One of the reasons fentanyl is detected in so many drug overdoses is because it’s such a strong drug, and is difficult to measure accurately without the proper equipment and training.

“The drug is so, so potent,” said Sawchuk. “You only need a tiny, tiny amount. Most drugs are measured in milligrams and fentanyl is measured in micrograms. It’s just a very small amount, so when people are making it in a home lab, how can you tell that each tablet is going to have the same amount? They might take one tablet one day and they get a high from it, and the next day there’s way more in that second tablet because people are just mixing it up at home. It’s just such a minute amount that a little bit bigger is a lot bigger in terms of dose, so that’s what causes these overdoses in people.”

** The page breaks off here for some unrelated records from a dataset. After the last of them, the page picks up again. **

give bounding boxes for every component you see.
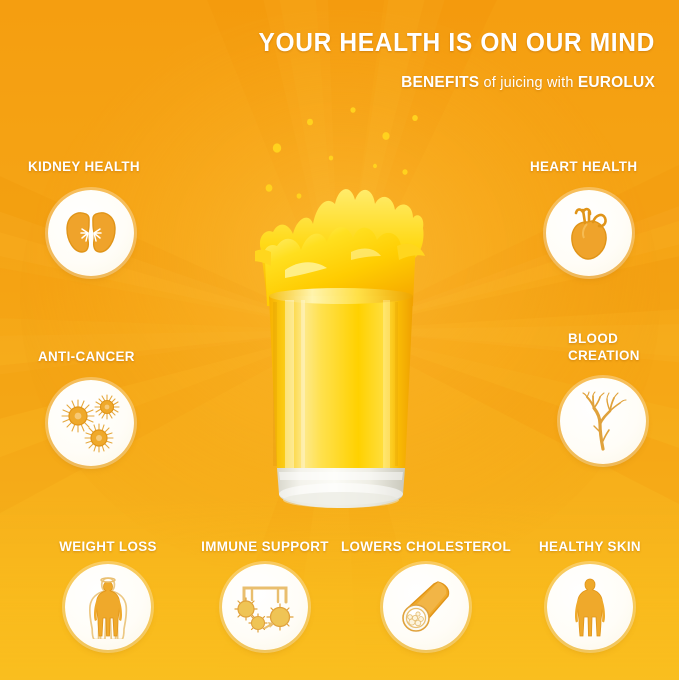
artery-plaque-icon [396,578,456,636]
benefit-anti-cancer[interactable]: ANTI-CANCER [38,348,188,470]
glass-of-juice-with-splash [255,100,427,520]
benefit-blood-creation[interactable]: BLOOD CREATION [568,330,679,470]
benefit-label: ANTI-CANCER [38,348,135,365]
cancer-cells-icon [58,392,124,454]
subtitle-benefits: BENEFITS [401,74,479,91]
benefit-label: HEART HEALTH [530,158,637,175]
benefit-healthy-skin[interactable]: HEALTHY SKIN [520,538,660,658]
page-subtitle: BENEFITS of juicing with EUROLUX [401,74,655,92]
heart-icon-disc [546,190,632,276]
benefit-weight-loss[interactable]: WEIGHT LOSS [38,538,178,658]
benefit-immune-support[interactable]: IMMUNE SUPPORT [188,538,342,658]
immune-cells-icon-disc [222,564,308,650]
benefit-label: HEALTHY SKIN [539,538,641,555]
blood-vessel-tree-icon [574,391,632,451]
cancer-cells-icon-disc [48,380,134,466]
benefit-label-line-2: CREATION [568,347,640,364]
glass-base-band [279,472,403,480]
benefit-label: LOWERS CHOLESTEROL [341,538,511,555]
glass-base-shadow [283,492,399,508]
human-body-icon [568,575,612,639]
immune-cells-icon [234,578,296,636]
subtitle-middle: of juicing with [479,75,578,91]
juice-droplets [266,107,418,198]
artery-plaque-icon-disc [383,564,469,650]
subtitle-brand: EUROLUX [578,74,655,91]
benefit-label: IMMUNE SUPPORT [201,538,329,555]
benefit-lowers-cholesterol[interactable]: LOWERS CHOLESTEROL [338,538,514,658]
benefit-label-line-1: BLOOD [568,330,618,347]
slimming-body-icon [80,575,136,639]
benefit-label: WEIGHT LOSS [59,538,157,555]
benefit-label: KIDNEY HEALTH [28,158,140,175]
kidneys-icon [63,208,119,258]
benefit-kidney-health[interactable]: KIDNEY HEALTH [28,158,178,280]
page-title: YOUR HEALTH IS ON OUR MIND [259,29,655,58]
heart-icon [563,204,615,262]
kidneys-icon-disc [48,190,134,276]
slimming-body-icon-disc [65,564,151,650]
human-body-icon-disc [547,564,633,650]
benefit-heart-health[interactable]: HEART HEALTH [530,158,679,280]
blood-vessel-tree-icon-disc [560,378,646,464]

The other reason fentanyl is so often a factor in overdoses is because people don’t realize they’re taking it.

“There are people who have had urine analysis that have admittedly taken cocaine or crystal methamphetamine, and have found fentanyl in their urine,” said Alex Sherstobitoff, Rise Up community engagement project coordinator at ANKORS, an organization out of Nelson whose mandate includes harm reduction.

In the event that someone overdoses on any opioid, including fentanyl, injecting them with naloxone may reverse the overdose. In Castlegar, naloxone is available at Shoppers Simply Pharmacy for around $20, and naloxone kits are available at Shoppers Drug Mart for around $30 and at Pharmasave for $55. Those wishing to purchase it just have to ask the pharmacist, no prescription required. ANKORS also has kits available free of charge.

“If you choose to use opioids, doesn’t matter what kind of opioids, you should at least have a naloxone kit available and have somebody that knows how to use a naloxone kit,” said Sherstobitoff.

Interior Health offers the following tips for avoiding an overdose:

Don’t mix different drugs (including pharmaceutical medications, street drugs, and alcohol)

Don’t take drugs when you are alone

Take a small sample of a drug before taking your usual dosage

Never experiment with higher doses

Keep an eye out for your friends stay together and look out for each other

Recognize the signs of an OD: headache, nausea, confusion, vomiting, shakes and fainting are serious. Get medical help ASAP

If someone thinks they may be having an overdose or is witnessing an overdose, call 9-1-1 immediately, do not delay

Like any opioid, fentanyl is addictive, but treatment for addiction is available in Castlegar. The 10th Street Clinic at the Castlegar and District Community Health Centre offers an opioid replacement therapy program that provides methadone maintenance treatment for those with opioid addiction.

Those seeking treatment can talk to their family physician or contact Castlegar Mental Health at 250-304-1846.